Setelah narasumber di depan selesai menerangkan berbagai macam informasi mengenai Kawan Skizofrenia, kami dipersilakan untuk memesan makanan yang ada di kafe ini.
Coba tebak rezeki nomplok apa yang kudapat hari ini? Aku semeja dengan Zharfan! Lagi! Untuk yang kedua kali! Setting-an tempat duduk ini asli dibuat oleh kakak-kakak volunteer Kawan Skizofrenia, jadi ini murni karena keberuntunganku, bukan karena aku sengaja ingin duduk semeja dengannya.
Tiara sudah senyam-senyum di sampingku. Tapi kali ini dia nggak bacot seperti biasa. Tiara itu memang tipe-tipe orang yang senangnya bekerja di balik layar. Dia memilih untuk nggak terlihat ketika 'pertunjukan' sedang berlangsung, walaupun aku tahu otaknya sekarang pasti sudah riweh memikirkan berbagai macam skenario.
"Kamu... Citra bukan, sih?" tanya Zharfan ketika dia menyadari wajahku yang tak asing.
ZHARFAN MASIH MENGINGATKU! Mengharukan sekali.
"Betul. Kamu..." Aku menghentikan kalimatku, sok-sok nggak ingat dengan dia. Padahal sebenarnya dalam hati sudah deg-degan duluan. "Uhm... yang waktu itu dompetnya ketinggalan di kantin bukan?"
"Betul!" Zharfan tersenyum. Manis banget, semanis es krim Aice rasa cokelat yang biasanya kubeli di kantin FK. "Zharfan."
"Ah, iya... Zharfan." Sekarang aku pura-pura baru ingat. "Kenalin nih, temanku. Namanya Tiara. Anak psikologi juga nih, Fan."
Zharfan beralih pada Tiara, lalu mengatupkan kedua tangannya di depan dada sebagai isyarat bersalaman tanpa menyentuh tangan. Yang nggak mau salaman dengan lawan jenis gini nih, yang imamable banget! Sayang aja yang model begini pasti nggak level sama pacar-pacaran. Ugh, fix, Zharfan ini beda level banget denganku yang pecicilan!
"Dari prodi mana, Fan?" tanya Tiara, pura-pura nggak tahu juga.
"Aku dari kedokteran."
"Wih... Keren, keren!"
"Ini Zharfan yang waktu itu dompetnya kita temukan di kantin lho, Ra!" ujarku, masih bersandiwara.
"Oh... Yang itu?

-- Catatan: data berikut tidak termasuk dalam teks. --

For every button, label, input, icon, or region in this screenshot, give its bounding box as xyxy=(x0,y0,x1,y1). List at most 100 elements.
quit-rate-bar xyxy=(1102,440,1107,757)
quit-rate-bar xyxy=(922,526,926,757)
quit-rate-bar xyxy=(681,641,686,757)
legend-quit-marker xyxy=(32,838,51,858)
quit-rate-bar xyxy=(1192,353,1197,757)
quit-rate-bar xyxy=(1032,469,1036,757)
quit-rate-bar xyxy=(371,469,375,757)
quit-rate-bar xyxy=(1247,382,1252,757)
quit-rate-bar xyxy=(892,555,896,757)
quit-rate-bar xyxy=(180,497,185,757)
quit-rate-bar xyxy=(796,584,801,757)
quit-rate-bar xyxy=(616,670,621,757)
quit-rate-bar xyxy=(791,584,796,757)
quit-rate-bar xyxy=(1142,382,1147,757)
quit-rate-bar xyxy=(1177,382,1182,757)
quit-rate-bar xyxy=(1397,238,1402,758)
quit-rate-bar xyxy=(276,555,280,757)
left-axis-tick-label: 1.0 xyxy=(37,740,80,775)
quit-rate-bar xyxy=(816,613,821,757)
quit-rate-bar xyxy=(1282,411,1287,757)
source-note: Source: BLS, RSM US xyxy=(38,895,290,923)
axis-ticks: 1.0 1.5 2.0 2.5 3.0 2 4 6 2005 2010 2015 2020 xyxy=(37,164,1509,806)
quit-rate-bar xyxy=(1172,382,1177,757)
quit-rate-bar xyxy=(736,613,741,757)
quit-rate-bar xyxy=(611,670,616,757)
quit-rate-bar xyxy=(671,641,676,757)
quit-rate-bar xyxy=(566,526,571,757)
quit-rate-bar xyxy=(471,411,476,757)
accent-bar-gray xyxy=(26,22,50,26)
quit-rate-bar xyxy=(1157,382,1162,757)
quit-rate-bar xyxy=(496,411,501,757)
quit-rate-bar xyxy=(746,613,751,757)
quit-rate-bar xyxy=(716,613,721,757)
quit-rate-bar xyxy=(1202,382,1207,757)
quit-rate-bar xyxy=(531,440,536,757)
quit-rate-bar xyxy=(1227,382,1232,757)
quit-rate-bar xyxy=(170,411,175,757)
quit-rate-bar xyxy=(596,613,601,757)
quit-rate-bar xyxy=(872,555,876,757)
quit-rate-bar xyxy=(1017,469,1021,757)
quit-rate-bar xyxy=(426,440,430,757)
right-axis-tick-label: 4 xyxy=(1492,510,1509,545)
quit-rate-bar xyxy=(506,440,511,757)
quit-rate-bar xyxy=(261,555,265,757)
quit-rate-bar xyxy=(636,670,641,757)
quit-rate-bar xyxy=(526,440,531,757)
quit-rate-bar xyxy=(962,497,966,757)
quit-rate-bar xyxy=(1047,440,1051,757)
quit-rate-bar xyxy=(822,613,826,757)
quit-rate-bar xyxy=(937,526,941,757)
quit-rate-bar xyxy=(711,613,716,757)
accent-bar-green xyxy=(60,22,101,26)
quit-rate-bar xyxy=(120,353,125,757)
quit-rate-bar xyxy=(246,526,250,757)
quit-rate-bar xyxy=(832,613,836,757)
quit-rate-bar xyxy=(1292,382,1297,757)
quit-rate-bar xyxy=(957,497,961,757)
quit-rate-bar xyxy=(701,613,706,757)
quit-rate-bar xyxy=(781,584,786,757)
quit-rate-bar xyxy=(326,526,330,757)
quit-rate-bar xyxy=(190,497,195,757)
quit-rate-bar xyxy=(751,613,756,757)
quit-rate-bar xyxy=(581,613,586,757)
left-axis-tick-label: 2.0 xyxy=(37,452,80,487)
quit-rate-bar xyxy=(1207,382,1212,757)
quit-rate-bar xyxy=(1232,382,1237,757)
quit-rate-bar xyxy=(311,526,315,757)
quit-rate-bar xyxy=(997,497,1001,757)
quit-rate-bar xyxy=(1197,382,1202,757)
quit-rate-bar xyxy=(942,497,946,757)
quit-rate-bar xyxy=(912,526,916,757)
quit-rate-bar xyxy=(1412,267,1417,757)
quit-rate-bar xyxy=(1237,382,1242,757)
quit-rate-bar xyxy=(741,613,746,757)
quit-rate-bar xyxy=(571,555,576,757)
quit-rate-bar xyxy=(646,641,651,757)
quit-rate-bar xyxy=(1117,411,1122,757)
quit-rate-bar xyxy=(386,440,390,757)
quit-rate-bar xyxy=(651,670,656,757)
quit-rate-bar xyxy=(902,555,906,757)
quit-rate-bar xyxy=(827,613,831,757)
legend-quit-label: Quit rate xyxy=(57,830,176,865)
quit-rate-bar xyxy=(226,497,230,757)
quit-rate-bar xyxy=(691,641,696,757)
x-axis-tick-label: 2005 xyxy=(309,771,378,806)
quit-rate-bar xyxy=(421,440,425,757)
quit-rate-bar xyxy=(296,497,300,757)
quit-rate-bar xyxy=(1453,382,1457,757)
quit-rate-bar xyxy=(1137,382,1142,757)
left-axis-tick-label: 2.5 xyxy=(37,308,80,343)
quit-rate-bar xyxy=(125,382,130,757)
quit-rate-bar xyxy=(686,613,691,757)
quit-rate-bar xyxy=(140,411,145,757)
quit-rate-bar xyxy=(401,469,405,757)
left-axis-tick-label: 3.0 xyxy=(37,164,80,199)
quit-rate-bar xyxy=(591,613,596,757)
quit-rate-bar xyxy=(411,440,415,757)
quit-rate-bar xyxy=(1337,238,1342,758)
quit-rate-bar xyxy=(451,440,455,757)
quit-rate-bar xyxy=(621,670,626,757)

Iya, iya. Gue ingat!" ujar Tiara. "Kok bisa waktu itu dompetnya jatuh sih, Fan?"
"Nggak tau. Waktu itu aku lagi buru-buru kayaknya," jawab Zharfan. "Makasih banyak lho. Aku udah bingung nggak tau mau cari ke mana waktu itu. Untung ada kalian."
"Yaaa kebetulan aja sih itu kita yang nemu, Fan," ujarku, mencoba berbicara sekasual mungkin. Dia nggak tau aja tragedi pengembalian dompet itu adalah hasil konspirasi teman-temanku!
Tiara sepertinya ingin menanggapi, tapi suara musik yang tiba-tiba terdengar langsung membuatnya kembali mengatupkan mulutnya.
Sayang... opo kowe krungu jerite atiku,
Mengharap engkau kembali
Sayang... nganti memutih rambutku
Ra bakal luntur tresnaku...Aku dan Tiara spontan bertatapan.
Di depan kami, Zharfan sibuk mengambil ponsel dalam sakunya. Lagu barusan itu memang nada dering ponsel Zharfan!
"Aku permisi sebentar, ya?" izinnya setelah berhasil mengambil ponsel dari saku, lalu segera berlalu, menjauh dari kami.
Meninggalkan aku dan Tiara yang masih bengong. Begitu dia pergi, Tiara langsung menutup mulutnya, menahan diri agar nggak sampai tertawa ngakak.
Selera musik cowok itu... unexpected banget! Aku nggak ada masalah sama sekali sih dengan cowok penyuka tembang jawa. Hanya saja... Itu berarti selera musik kita berbeda seratus delapan puluh derajat.
Makin susah aja celahnya untuk mendekati Zharfan!
***
"Teman-teman... Ada yang mau nonton acaranya anak FEB nggak? Harganya lima puluh ribu loooh," Gia, salah satu teman sekelasku, bertanya dengan lantang di depan kelas.